Breast Pain and Baby Tongue Tie
Most new breastfeeding mothers will experience nipple pain. This can be for a number of reasons such as baby learning to latch on, baby suckling and creating a vacuum to remove colostrum and nipple teat confusion. Occasionally, there can be physiological reasons as to why some mothers experience nipple pain too, such as baby creating a high vacuum, tongue tie, early signs of infection, thrush and blisters.
So what can mums do in preparation for breastfeeding?
During pregnancy, mums will have the opportunity to chat with their midwife about breastfeeding to discuss how it should feel, what to expect especially when milk comes to volume and any difficulties baby may have latching on. There are also several workshops on breastfeeding where mums can seek help and practice different feeding positions.
Tips for the First Week
In the first two weeks, the most common reason for nipple pain and tenderness is attachment and positioning. Here are a few tips:
- Ensure that your baby is positioned comfortably. If it feels wrong take baby off and try again. If you are worried or feel uncomfortable, ask your midwife to assess your feeding and latch.
- Supporting baby’s shoulders with the palm of your hand (cross cradle or underarm hold) allows your baby’s head to tip back slightly
- Make sure that your baby is in straight alignment i.e. His nose is in a straight line with his umbilicus or his ear is in line with his shoulder and hip
- Don’t hold your baby’s head as this pushes the chin and jaw into his chest, place baby’s nose to nipple and chin to breast.
- Stroke his lips with your nipple to encourage him to open wide. Bring baby’s chin in snuggly to the breast, nipple to nose. The nipple will fall into baby’s mouth and the tip of the nipple will be at the junction of his soft and hard palate
- His tongue will be over his gums and his upper lip may be flat or slightly flared out – you are unlikely to see what his bottom lip is doing
- When you want to bring baby off before he self-detaches you can break the seal. Place a clean finger in the side of his mouth and this will break the vacuum.
- Gentle hand expression, breast massage, and cool flannels can help to relieve the fullness of breasts when milk comes in.
A baby with a tongue tie will not be able to elevate his tongue fully to the hard palate, he may be restricted in moving his tongue within the mouth, may not be able to protrude the tip of the tongue past the gum line and not be able to ‘pull tongues.’
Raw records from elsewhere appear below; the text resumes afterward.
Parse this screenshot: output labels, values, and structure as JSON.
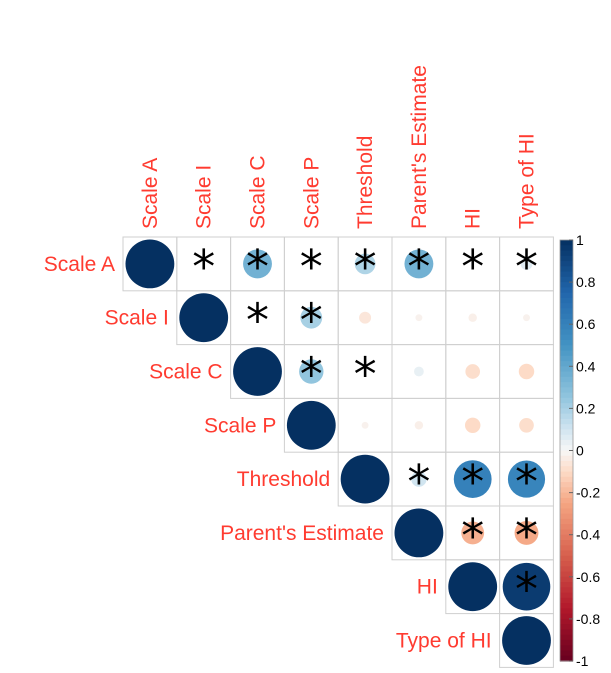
{
  "chart_data": {
    "type": "heatmap",
    "subtype": "correlation-matrix-upper-circles",
    "variables": [
      "Scale A",
      "Scale I",
      "Scale C",
      "Scale P",
      "Threshold",
      "Parent's Estimate",
      "HI",
      "Type of HI"
    ],
    "matrix": [
      [
        1.0,
        0.0,
        0.35,
        0.0,
        0.18,
        0.35,
        0.0,
        0.06
      ],
      [
        0.0,
        1.0,
        0.0,
        0.2,
        -0.06,
        -0.02,
        -0.03,
        -0.02
      ],
      [
        0.35,
        0.0,
        1.0,
        0.25,
        0.0,
        0.04,
        -0.09,
        -0.1
      ],
      [
        0.0,
        0.2,
        0.25,
        1.0,
        -0.02,
        -0.03,
        -0.1,
        -0.09
      ],
      [
        0.18,
        -0.06,
        0.0,
        -0.02,
        1.0,
        0.1,
        0.6,
        0.58
      ],
      [
        0.35,
        -0.02,
        0.04,
        -0.03,
        0.1,
        1.0,
        -0.22,
        -0.24
      ],
      [
        0.0,
        -0.03,
        -0.09,
        -0.1,
        0.6,
        -0.22,
        1.0,
        0.95
      ],
      [
        0.06,
        -0.02,
        -0.1,
        -0.09,
        0.58,
        -0.24,
        0.95,
        1.0
      ]
    ],
    "significant": [
      [
        0,
        1
      ],
      [
        0,
        2
      ],
      [
        0,
        3
      ],
      [
        0,
        4
      ],
      [
        0,
        5
      ],
      [
        0,
        6
      ],
      [
        0,
        7
      ],
      [
        1,
        2
      ],
      [
        1,
        3
      ],
      [
        2,
        3
      ],
      [
        2,
        4
      ],
      [
        4,
        5
      ],
      [
        4,
        6
      ],
      [
        4,
        7
      ],
      [
        5,
        6
      ],
      [
        5,
        7
      ],
      [
        6,
        7
      ]
    ],
    "significance_marker": "*",
    "colorbar": {
      "min": -1,
      "max": 1,
      "ticks": [
        "1",
        "0.8",
        "0.6",
        "0.4",
        "0.2",
        "0",
        "-0.2",
        "-0.4",
        "-0.6",
        "-0.8",
        "-1"
      ]
    },
    "palette": {
      "positive_strong": "#053061",
      "positive_mid": "#4393c3",
      "neutral": "#f7f7f7",
      "negative_mid": "#d6604d",
      "negative_strong": "#67001f"
    },
    "label_color": "#ff3b30",
    "grid_color": "#cfcfcf"
  }
}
Tongue Tie can affect milk intake, milk supply and baby’s development so it is important to identify this as soon as possible. Keep an eye on the nappies too, if stools are slow to change and nappies dry then milk is slow coming in or baby isn’t feeding well and it is usually a latch issue to effectively remove milk.
- It is important that a full breastfeed is observed and that mum is asked how her baby feeds in relation to sucking and swallowing bursts, tongue movement, excessive swallowing of air etc.
- If nipple pain is persistent, ask your midwife to look into baby’s mouth and check for any tongue restrictions. Any restriction of the tongue can result in nipple pain, nipple distortion and ineffective milk transfer.
- If there is a tongue restriction, you will be referred to a specialist Lactation Consultant or Tongue Tie Clinic for a feeding assessment and also treatment.
- During this time, mums will be supported to express and maintain milk production until the tongue tie can be released. A Double Electric Breast Pump may compliment this to ensure that the breasts are effectively emptied.
- If baby requires supplementation for supporting growth and development, mum can use the supplementary nursing system, cup feed or the Calma Feeding Device to support and encourage the sucking and tongue action associated with breastfeeding
- It can take time for an infant to relearn how to feed effectively after a tongue tie release, some mums adapt their feeding technique and position to optimise a more comfortable latch.
- Continued breastfeeding and lactation support is required to ensure that the frenulum doesn’t reconnect and reassure mum that all is well with breastfeeding, baby is growing and developing as expected.